Опять позвал калиф Мелека, опять сокрылся от очей народа в простую чалму и смурый охобень, опять пошел под стенками тесных, извилистых улиц; часто и прилежно калиф прикладывал чуткое ухо свое к утлым жилищам верноподданных – и слышал одни только стенания, одни жалобы на ненасытную корысть нового сонма недремлющих стражей правосудия.
– Растолкуй мне, Мелек, – сказал калиф в недоумении и гневном негодовании, – растолкуй мне, что это значит? Я не верю ушам своим; быть не может!
– Государь, – отвечал Мелек, – я человек темный, слышу глазами, вижу руками: только то и знаю, что ощупаю. Позволь мне привести к тебе старого Хуршита – он жил много, видал много; слово неправды никогда не оскверняло чистых уст его, он скажет тебе все.
– Позови.
Хуршит вошел. Хуршит из черни, из толпы, добывающий себе насущное пропитание кровным потом.
– Хуршит, что скажешь?
– Что спросишь, повелитель; не подай голосу, и отголосок в горах молчит, не смеет откликнуться.
– Скажи мне прямо, смело, – но говори правду – когда было лучше: теперь или прежде?
– Государь, – сказал Хуршит, после глубокого вздоха: – при отце твоем было тяжело. Я был тогда овчарником, как и теперь, держал и своих овец. Что, бывало, проглянет молодая луна на небе, то и тащишь на плечах к казыю своему барана: тяжело было.

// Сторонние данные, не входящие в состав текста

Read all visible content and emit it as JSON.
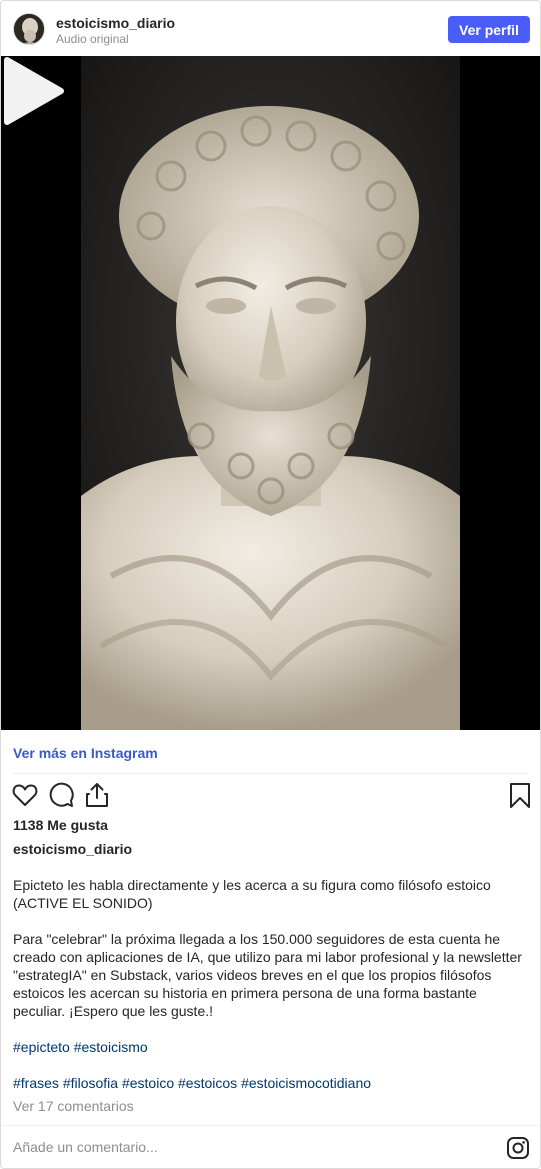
{
  "header": {
    "username": "estoicismo_diario",
    "subtitle": "Audio original",
    "view_profile_label": "Ver perfil"
  },
  "media": {
    "type": "video",
    "subject": "marble bust of a bearded philosopher"
  },
  "see_more_label": "Ver más en Instagram",
  "actions": {
    "icons": [
      "heart-icon",
      "comment-icon",
      "share-icon",
      "bookmark-icon"
    ]
  },
  "likes_text": "1138 Me gusta",
  "caption": {
    "username": "estoicismo_diario",
    "paragraph1": "Epicteto les habla directamente y les acerca a su figura como filósofo estoico (ACTIVE EL SONIDO)",
    "paragraph2": "Para \"celebrar\" la próxima llegada a los 150.000 seguidores de esta cuenta he creado con aplicaciones de IA, que utilizo para mi labor profesional y la newsletter \"estrategIA\" en Substack, varios videos breves en el que los propios filósofos estoicos les acercan su historia en primera persona de una forma bastante peculiar. ¡Espero que les guste.!",
    "hashtags_line1": [
      "#epicteto",
      "#estoicismo"
    ],
    "hashtags_line2": [
      "#frases",
      "#filosofia",
      "#estoico",
      "#estoicos",
      "#estoicismocotidiano"
    ]
  },
  "comments_link": "Ver 17 comentarios",
  "add_comment_placeholder": "Añade un comentario...",
  "colors": {
    "button_blue": "#4a5df9",
    "link_blue": "#3b5ac8",
    "hashtag": "#00376b",
    "muted": "#8e8e8e"
  }
}
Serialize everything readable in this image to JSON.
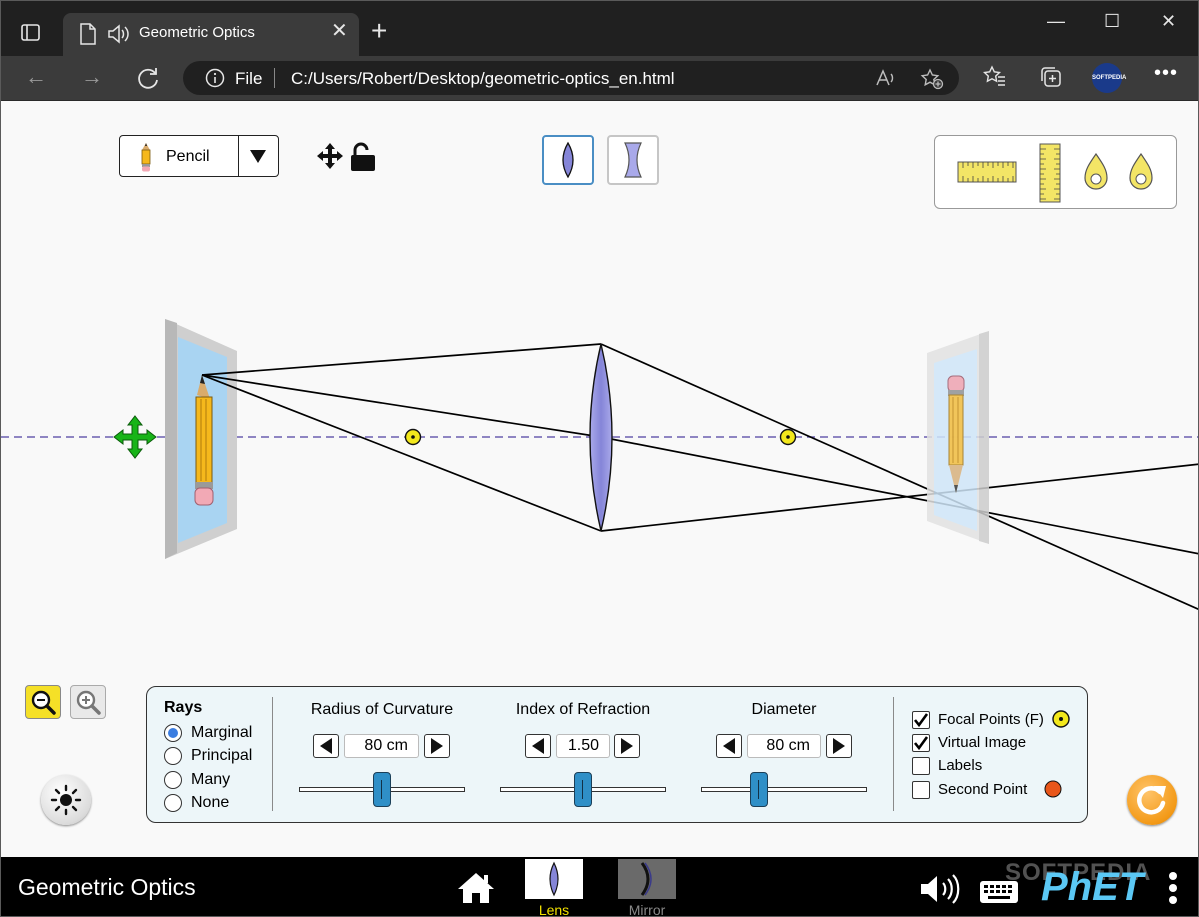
{
  "browser": {
    "tab_title": "Geometric Optics",
    "url_scheme_label": "File",
    "url": "C:/Users/Robert/Desktop/geometric-optics_en.html",
    "profile_label": "SOFTPEDIA"
  },
  "toolbar": {
    "object_selected": "Pencil",
    "lens_options": [
      "convex-lens",
      "concave-lens"
    ],
    "selected_lens": "convex-lens"
  },
  "rays": {
    "title": "Rays",
    "options": [
      "Marginal",
      "Principal",
      "Many",
      "None"
    ],
    "selected": "Marginal"
  },
  "controls": [
    {
      "label": "Radius of Curvature",
      "value": "80 cm",
      "fraction": 0.5
    },
    {
      "label": "Index of Refraction",
      "value": "1.50",
      "fraction": 0.5
    },
    {
      "label": "Diameter",
      "value": "80 cm",
      "fraction": 0.35
    }
  ],
  "checkboxes": [
    {
      "label": "Focal Points (F)",
      "checked": true
    },
    {
      "label": "Virtual Image",
      "checked": true
    },
    {
      "label": "Labels",
      "checked": false
    },
    {
      "label": "Second Point",
      "checked": false
    }
  ],
  "navbar": {
    "title": "Geometric Optics",
    "screens": [
      "Lens",
      "Mirror"
    ],
    "active_screen": "Lens",
    "brand": "PhET",
    "watermark": "SOFTPEDIA"
  },
  "colors": {
    "lens_fill": "#8f8fde",
    "focal_point": "#f3e81c",
    "second_point": "#e8561a",
    "optical_axis": "#6b5fb0",
    "slider_thumb": "#2f8fc7",
    "active_screen_label": "#f2e100"
  }
}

– А потом? – спросил калиф.
– А потом, сударь, стало еще тяжеле: прибавилось начальства над нами, прибавилось и тяги, стали мы таскать на плечах своих по два барана.
– Ну, а теперь, говори!
– А теперь, государь, – сказал Хуршит, весело улыбаясь, – слава богу, совсем легко!
– Как так? – вскричал обрадованный калиф. Хуршит поднял веселые карие глаза свои на калифа и отвечал спокойно:
– Гуртом гоняем.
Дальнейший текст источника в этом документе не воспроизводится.